A veces se siente un aire pesado de derrotismo que pareciera cuestionar el porqué de la lucha si de todas formas nada va a cambiar. Justamente eso es lo que quieren hacernos pensar. Yo no creo que seamos pocos ni que todo esté perdido. Es solo que estamos dispersos y otras veces miopes.
Hace unos días se llevó a cabo el Primer Congreso Internacional de Comunalidad «Luchas y Estrategias Comunitarias: Horizontes Más Allá del Capital» en Puebla, México, como un respiro en medio de este mundo que nos prohíbe pensar otros mundos posibles y con una convocatoria impresionante. El nombre puede sonar rimbombante, pero en realidad es lo que miles de personas hacen cotidianamente al resistir desde muchos lugares y con diversas causas, pero con la común firmeza de defender la vida y la dignidad —no solo las propias, sino también las de los otros y las otras—, para lo cual se comparten saberes, conocimientos y haceres.
La palabra comunalidad nació en los años 1980 en Oaxaca, México, como expresión de las maneras de ser y luchar de los pueblos. Con el tiempo, otras realidades se encontraron y se vieron también reflejadas en este que es más que un concepto. Ha brindado un marco para debates académicos y políticos, para reflexionar sobre «los bienes comunes, la comunalidad, la producción cotidiana de lo común, lo comunitario-popular y las luchas por lo común» (programa I del congreso).
Según la Academia de Comunalidad de Oaxaca, la comunalidad ha sido adoptada como un símbolo común, es fuente de inspiración y engloba diversas luchas que se contraponen abiertamente contra el individualismo. Por un lado están las resistencias que se remontan a cientos de años atrás, como las de los pueblos indígenas, y por otro, los esfuerzos más contemporáneos de quienes han decidido unirse con otras y otros para luchar por lo común y lo comunitario. Son, pues, «relaciones sociales tejidas en prácticas comunes que pugnan por la vida y la cuidan frente al impulso de muerte dominante» (Academia de Comunalidad de Oaxaca).

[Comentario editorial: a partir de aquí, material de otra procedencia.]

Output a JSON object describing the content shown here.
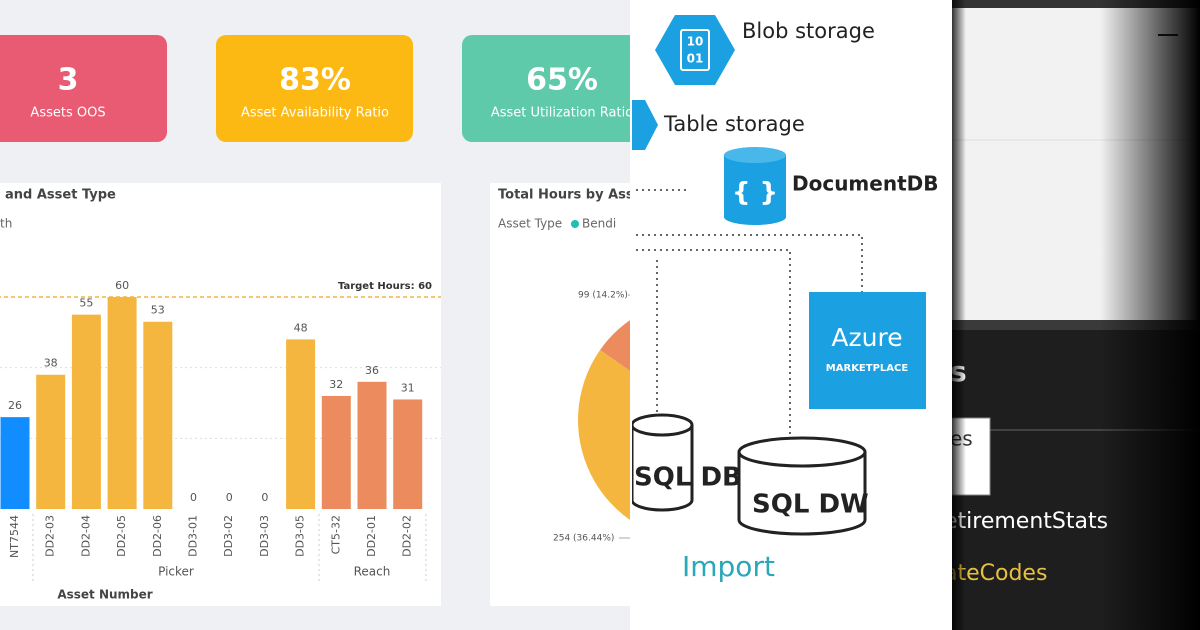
{
  "dashboard": {
    "cards": [
      {
        "value": "3",
        "label": "Assets OOS"
      },
      {
        "value": "83%",
        "label": "Asset Availability Ratio"
      },
      {
        "value": "65%",
        "label": "Asset Utilization Ratio"
      }
    ]
  },
  "chart_data": [
    {
      "type": "bar",
      "title": "and Asset Type",
      "legend_label": "th",
      "categories": [
        "NT7544",
        "DD2-03",
        "DD2-04",
        "DD2-05",
        "DD2-06",
        "DD3-01",
        "DD3-02",
        "DD3-03",
        "DD3-05",
        "CT5-32",
        "DD2-01",
        "DD2-02"
      ],
      "values": [
        26,
        38,
        55,
        60,
        53,
        0,
        0,
        0,
        48,
        32,
        36,
        31
      ],
      "colors": [
        "#118dff",
        "#f4b63f",
        "#f4b63f",
        "#f4b63f",
        "#f4b63f",
        "#f4b63f",
        "#f4b63f",
        "#f4b63f",
        "#f4b63f",
        "#ec8b5e",
        "#ec8b5e",
        "#ec8b5e"
      ],
      "groups": [
        "Picker",
        "Reach"
      ],
      "x_label": "Asset Number",
      "ylim": [
        0,
        70
      ],
      "yticks": [
        20,
        40
      ],
      "grid": true,
      "target": {
        "value": 60,
        "label": "Target Hours: 60"
      }
    },
    {
      "type": "pie",
      "title": "Total Hours by Asset",
      "legend_title": "Asset Type",
      "legend": [
        {
          "name": "Bendi",
          "color": "#1ebfb4"
        }
      ],
      "values": [
        14.2,
        36.44
      ],
      "value_labels": [
        "99 (14.2%)",
        "254 (36.44%)"
      ],
      "colors": [
        "#ec8b5e",
        "#f4b63f"
      ]
    }
  ],
  "diagram": {
    "icon_text": [
      "10",
      "01"
    ],
    "nodes": [
      {
        "label": "Blob storage"
      },
      {
        "label": "Table storage"
      },
      {
        "label": "DocumentDB"
      },
      {
        "label": "Azure",
        "sublabel": "MARKETPLACE"
      },
      {
        "label": "SQL DB"
      },
      {
        "label": "SQL DW"
      }
    ],
    "caption": "Import"
  },
  "side_panel": {
    "heading": "s",
    "tooltip": "es",
    "items": [
      "etirementStats",
      "ateCodes"
    ]
  }
}
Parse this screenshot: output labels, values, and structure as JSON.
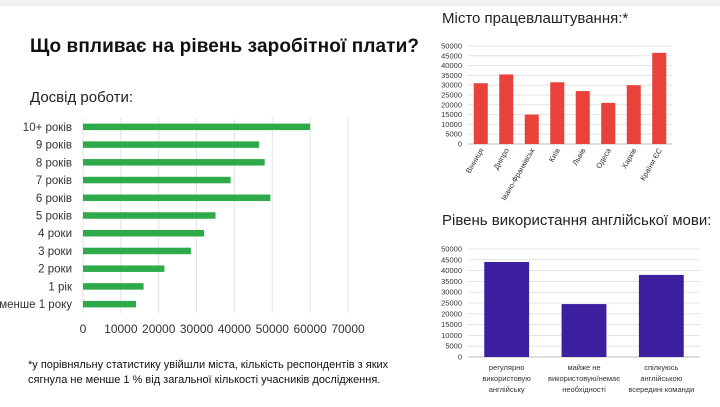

Esa defensa de la vida y de la dignidad, tanto las propias como las de otras y otros, se hace cada vez más necesaria y trascendental. Es importante, por ende, reconocer las luchas cotidianas que emergen contra el despojo no solo material, sino también simbólico, y nutrirnos de las «alternativas políticas que brotan desde abajo, frente al complejo panorama de conflictividad social producido por las cada vez más agresivas formas de explotación y de despojo que el capital busca imponer» (programa I del congreso).
Es impresionante escuchar la similitud de las luchas en el centro de América, así como en el sur y en el norte. Muchas veces, sin saberlo, estamos haciendo historia junto con otras y otros que están no solo pensando con la cabeza, sino también sintiendo con el propio cuerpo y con el corazón los mismos dolores y las mismas esperanzas. La lucha es por la defensa de lo común, del agua, del territorio, de la vida misma.
Karen Ponciano decía en su columna Ser académica o no ser: el presente como fuente y horizonte crítico que la investigación social en realidades tan difíciles de sobrellevar —como la nuestra— no solo requiere de rigor técnico, sino que también implica poner el cuerpo y sobre todo el corazón. Y es ese pensar y sentir (sentipensar) el que debe conducir al compromiso político. Las teorías y los conceptos no son más que letras vacías de realidad y llenas de egos academicistas si no sirven para tratar de entender esta jodida realidad, unir esfuerzos para transformarla y fortalecer las luchas por lo común y por el cuidado de la vida.
Lo común aparece hoy como estrategia de vida frente al despojo capitalista. En lo común está la esperanza —claro está, sin idealizarlo y tomando en cuenta las propias contradicciones y tensiones que hay que enfrentar y plantearse—.